Charter arguments questioned
September 26, 2012 12:29 AM | 1484 views | 0 0 comments | 8 8 recommendations | email to a friend | print

The taxpayers of Cherokee have already been left holding the bag on deals structured like Cherokee Charter’s. For example, our officeholders’ failure to include basic financial protections cost us more than $18 million on the Bobo recycling deal.

Lyn Carden, board chair of Cherokee Charter, does not appreciate how much free money taxpayers have actually given to Cherokee Charter. The value exceeds $1 million when you factor in the interest that a normal, unsubsidized business would have to pay on $620,000 (the startup capital that Carden concedes Cherokee Charter received from taxpayers).

I made that point during conversations with Michael Geist, a Cherokee school board member with children attending Cherokee Charter, as well as Danny Duke, treasurer/founder of the school, a former banker and Cherokee Charter board member. Neither disagreed the value to Cherokee Charter of the taxpayer-provided startup capital far exceeded $620,000. (Incidentally, Carden concedes they used the money to buy books, desks, and other equipment, which are clearly startup expenses.)

Carden also acknowledges Charter USA ( privately owned operating company) put up about $1 million as a tax-deductible “donation” to Cherokee Charter to get a management contract that pays them roughly the same amount each and every year.

This is a very lopsided, easy-to-understand deal: Charter USA got a contract that pays it close to $1 million a year in exchange for an up-front donation of about $ 1million — and got taxpayers to contribute to their startup costs to boot!

But wait, there’s more! If Cherokee Charter goes broke and closes during a school year, they do not have to repay the free startup money. And, because the terms of this sweetheart deal don’t require common financial protections (such as a bond guaranteeing that they stay open for the entire school year), Cherokee schools would have to accommodate a sudden influx of over 1,000 former Cherokee Charter students.

Sadly, this is not a long shot scenario: Charter USA has already had schools go out of business and Cherokee Charter’s finances have recently received negative press.

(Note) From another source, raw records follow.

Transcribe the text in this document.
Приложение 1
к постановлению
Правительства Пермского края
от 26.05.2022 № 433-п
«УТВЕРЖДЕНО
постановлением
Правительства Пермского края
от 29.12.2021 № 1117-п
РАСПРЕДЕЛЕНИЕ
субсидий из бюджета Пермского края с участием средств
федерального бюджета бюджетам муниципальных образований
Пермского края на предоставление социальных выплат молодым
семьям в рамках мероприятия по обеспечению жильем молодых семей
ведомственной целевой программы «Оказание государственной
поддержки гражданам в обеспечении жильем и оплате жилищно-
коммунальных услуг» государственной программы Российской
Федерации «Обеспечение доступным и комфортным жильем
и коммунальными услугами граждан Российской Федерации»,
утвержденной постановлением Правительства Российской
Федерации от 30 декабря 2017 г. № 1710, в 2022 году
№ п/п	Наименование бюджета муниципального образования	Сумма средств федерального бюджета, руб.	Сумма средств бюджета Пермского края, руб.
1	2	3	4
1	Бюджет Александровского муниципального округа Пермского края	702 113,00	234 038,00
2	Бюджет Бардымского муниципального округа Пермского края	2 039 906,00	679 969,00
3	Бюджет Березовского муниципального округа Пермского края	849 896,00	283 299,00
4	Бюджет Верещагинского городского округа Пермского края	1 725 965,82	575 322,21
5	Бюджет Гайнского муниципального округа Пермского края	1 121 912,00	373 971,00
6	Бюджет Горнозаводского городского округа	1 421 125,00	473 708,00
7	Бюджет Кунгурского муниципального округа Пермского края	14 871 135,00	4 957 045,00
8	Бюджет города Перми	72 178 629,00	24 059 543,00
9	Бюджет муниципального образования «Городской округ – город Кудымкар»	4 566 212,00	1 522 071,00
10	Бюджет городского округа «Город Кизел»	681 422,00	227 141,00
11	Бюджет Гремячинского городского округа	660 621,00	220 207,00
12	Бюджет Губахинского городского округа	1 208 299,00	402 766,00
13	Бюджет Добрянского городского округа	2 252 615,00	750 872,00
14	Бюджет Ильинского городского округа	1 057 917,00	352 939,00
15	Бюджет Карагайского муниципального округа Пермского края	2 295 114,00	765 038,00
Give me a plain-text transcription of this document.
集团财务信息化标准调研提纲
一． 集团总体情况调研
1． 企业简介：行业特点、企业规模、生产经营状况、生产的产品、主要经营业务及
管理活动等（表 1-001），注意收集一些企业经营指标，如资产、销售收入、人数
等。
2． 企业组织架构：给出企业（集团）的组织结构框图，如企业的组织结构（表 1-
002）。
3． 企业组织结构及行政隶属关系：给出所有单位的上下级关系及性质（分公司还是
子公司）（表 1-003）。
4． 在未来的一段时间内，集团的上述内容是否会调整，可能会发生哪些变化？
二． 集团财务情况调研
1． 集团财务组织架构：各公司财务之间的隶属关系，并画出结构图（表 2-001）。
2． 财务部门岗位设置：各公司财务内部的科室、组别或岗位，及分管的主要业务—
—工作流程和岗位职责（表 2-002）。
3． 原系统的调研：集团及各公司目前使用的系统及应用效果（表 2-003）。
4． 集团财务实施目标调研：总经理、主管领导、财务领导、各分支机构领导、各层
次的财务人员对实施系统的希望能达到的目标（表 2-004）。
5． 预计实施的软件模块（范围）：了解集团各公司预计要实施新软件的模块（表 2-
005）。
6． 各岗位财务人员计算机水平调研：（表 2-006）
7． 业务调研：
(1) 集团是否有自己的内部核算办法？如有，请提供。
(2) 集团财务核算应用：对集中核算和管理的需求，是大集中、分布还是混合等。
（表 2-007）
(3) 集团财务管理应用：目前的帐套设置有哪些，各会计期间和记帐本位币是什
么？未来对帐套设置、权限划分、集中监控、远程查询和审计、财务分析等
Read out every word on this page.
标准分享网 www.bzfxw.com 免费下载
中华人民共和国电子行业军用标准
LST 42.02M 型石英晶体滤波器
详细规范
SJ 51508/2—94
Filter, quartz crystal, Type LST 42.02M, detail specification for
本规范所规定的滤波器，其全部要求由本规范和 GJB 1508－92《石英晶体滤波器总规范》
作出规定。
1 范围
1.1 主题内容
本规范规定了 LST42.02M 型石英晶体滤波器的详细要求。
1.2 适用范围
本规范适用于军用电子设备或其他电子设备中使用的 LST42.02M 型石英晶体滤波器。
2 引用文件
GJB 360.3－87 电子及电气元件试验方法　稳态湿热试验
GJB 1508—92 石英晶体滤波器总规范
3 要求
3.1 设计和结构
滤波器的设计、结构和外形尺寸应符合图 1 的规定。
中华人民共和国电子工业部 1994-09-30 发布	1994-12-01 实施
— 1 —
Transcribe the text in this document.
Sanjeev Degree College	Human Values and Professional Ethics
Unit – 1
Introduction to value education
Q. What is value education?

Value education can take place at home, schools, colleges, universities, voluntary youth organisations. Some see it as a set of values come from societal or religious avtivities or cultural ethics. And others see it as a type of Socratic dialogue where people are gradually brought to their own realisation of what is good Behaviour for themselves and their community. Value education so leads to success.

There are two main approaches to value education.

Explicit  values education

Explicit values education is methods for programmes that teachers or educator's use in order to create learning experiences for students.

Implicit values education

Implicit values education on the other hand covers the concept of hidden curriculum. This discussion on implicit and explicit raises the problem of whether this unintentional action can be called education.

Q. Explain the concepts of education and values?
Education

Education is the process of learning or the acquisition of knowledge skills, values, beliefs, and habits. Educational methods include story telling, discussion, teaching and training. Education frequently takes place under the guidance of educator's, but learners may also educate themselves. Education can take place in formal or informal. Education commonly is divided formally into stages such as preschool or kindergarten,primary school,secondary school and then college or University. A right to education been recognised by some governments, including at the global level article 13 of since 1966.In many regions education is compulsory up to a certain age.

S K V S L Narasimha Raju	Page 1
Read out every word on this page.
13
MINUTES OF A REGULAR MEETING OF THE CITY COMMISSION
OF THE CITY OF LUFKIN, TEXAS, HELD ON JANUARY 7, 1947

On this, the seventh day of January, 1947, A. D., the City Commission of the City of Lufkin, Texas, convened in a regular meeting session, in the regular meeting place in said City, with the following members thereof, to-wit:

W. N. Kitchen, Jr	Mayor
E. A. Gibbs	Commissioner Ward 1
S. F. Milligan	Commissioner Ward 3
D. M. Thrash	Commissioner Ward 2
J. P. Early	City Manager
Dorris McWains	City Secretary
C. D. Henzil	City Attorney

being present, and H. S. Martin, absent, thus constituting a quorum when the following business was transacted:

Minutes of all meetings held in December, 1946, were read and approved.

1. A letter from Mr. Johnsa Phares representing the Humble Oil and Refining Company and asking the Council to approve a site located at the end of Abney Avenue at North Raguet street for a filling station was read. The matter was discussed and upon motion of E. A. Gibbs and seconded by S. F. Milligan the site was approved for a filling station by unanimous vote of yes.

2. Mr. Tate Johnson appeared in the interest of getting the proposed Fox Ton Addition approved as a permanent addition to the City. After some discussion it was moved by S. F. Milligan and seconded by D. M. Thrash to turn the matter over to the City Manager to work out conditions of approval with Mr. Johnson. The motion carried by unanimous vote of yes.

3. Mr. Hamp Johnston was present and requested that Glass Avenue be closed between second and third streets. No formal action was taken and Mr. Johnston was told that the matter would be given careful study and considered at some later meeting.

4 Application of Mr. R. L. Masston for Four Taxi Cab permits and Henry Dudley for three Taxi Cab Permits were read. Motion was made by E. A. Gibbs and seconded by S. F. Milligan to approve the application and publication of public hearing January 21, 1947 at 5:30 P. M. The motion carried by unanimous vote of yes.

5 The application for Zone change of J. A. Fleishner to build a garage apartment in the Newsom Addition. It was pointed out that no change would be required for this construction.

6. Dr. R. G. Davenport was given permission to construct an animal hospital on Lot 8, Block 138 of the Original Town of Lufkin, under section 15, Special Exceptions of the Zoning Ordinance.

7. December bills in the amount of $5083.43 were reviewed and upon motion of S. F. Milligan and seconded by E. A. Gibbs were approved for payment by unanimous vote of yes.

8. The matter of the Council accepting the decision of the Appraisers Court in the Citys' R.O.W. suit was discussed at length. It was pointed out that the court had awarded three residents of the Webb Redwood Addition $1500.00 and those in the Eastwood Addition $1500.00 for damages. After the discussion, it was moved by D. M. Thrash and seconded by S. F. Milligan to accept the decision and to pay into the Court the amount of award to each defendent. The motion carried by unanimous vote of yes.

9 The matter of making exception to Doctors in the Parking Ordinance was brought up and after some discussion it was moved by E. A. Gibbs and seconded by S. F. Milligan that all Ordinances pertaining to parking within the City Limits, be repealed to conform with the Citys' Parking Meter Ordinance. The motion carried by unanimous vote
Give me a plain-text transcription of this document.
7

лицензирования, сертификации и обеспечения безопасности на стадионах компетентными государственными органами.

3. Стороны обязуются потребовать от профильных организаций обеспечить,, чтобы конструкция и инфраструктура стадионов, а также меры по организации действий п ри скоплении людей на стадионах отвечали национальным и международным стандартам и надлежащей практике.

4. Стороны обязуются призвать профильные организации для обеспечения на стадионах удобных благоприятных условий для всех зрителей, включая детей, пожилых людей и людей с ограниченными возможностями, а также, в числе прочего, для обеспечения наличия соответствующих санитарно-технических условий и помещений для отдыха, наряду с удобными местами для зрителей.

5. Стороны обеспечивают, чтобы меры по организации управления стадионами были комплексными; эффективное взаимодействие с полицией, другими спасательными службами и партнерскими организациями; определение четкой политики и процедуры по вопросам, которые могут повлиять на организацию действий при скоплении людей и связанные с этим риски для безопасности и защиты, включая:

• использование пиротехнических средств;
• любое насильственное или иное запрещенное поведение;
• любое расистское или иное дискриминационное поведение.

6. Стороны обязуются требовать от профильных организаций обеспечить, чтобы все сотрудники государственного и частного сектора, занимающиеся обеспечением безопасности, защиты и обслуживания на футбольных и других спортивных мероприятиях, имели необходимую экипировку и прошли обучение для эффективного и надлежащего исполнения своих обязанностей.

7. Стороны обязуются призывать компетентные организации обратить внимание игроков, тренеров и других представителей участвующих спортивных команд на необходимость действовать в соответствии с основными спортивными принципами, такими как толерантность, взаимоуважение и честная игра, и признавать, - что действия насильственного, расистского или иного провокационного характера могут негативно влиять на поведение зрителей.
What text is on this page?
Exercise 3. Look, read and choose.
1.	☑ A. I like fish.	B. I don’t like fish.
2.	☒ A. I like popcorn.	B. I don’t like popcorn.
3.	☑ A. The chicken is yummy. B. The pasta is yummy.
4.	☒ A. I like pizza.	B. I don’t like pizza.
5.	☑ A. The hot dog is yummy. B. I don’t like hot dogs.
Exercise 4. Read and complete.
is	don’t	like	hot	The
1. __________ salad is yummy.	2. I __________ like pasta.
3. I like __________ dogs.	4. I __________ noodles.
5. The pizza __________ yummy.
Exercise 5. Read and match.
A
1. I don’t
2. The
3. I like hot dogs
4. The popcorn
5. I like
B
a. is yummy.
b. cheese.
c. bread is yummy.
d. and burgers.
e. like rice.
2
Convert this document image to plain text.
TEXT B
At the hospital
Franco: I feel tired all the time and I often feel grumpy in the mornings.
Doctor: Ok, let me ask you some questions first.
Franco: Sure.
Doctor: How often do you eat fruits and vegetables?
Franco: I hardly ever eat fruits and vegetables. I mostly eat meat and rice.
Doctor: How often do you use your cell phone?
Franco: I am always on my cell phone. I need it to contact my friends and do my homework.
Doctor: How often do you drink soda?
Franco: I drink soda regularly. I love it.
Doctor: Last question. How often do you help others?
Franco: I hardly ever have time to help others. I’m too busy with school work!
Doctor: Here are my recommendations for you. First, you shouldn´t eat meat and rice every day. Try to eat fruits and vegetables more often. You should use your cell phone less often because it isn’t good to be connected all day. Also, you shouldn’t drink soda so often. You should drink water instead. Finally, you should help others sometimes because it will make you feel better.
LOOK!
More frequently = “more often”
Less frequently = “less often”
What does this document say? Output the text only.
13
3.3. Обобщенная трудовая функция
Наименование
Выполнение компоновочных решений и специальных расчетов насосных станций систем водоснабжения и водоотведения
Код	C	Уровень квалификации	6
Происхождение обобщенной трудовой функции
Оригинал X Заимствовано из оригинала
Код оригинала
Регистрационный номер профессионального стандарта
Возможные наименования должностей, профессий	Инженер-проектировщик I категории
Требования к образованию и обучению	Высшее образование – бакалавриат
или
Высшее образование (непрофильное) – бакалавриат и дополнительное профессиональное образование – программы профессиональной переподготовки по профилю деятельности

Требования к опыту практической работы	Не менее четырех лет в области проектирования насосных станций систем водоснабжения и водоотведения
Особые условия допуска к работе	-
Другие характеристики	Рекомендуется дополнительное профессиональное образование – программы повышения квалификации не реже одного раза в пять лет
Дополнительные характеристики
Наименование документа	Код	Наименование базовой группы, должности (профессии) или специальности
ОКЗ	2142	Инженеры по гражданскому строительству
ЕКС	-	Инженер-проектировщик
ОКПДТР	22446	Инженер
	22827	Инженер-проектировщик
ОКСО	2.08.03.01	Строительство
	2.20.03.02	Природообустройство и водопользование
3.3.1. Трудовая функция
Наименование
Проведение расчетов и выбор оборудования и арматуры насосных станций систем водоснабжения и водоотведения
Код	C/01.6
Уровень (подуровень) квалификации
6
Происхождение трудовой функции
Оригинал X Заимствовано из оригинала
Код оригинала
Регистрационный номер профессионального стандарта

Finally, Carden refuses to share a copy of the management contract for Cherokee Charter has with Charter USA. I have repeatedly asked, verbally and in writing, for Carden to let their financial backers (i.e. taxpayers) see that contract. We have already been burned by these horribly crafted, taxpayer-subsidized deals. It’s our money. Let us see the contract.

I would be happy to openly debate Carden regarding these issues. Nobody, especially me, is “demonizing” profits — just crony capitalism.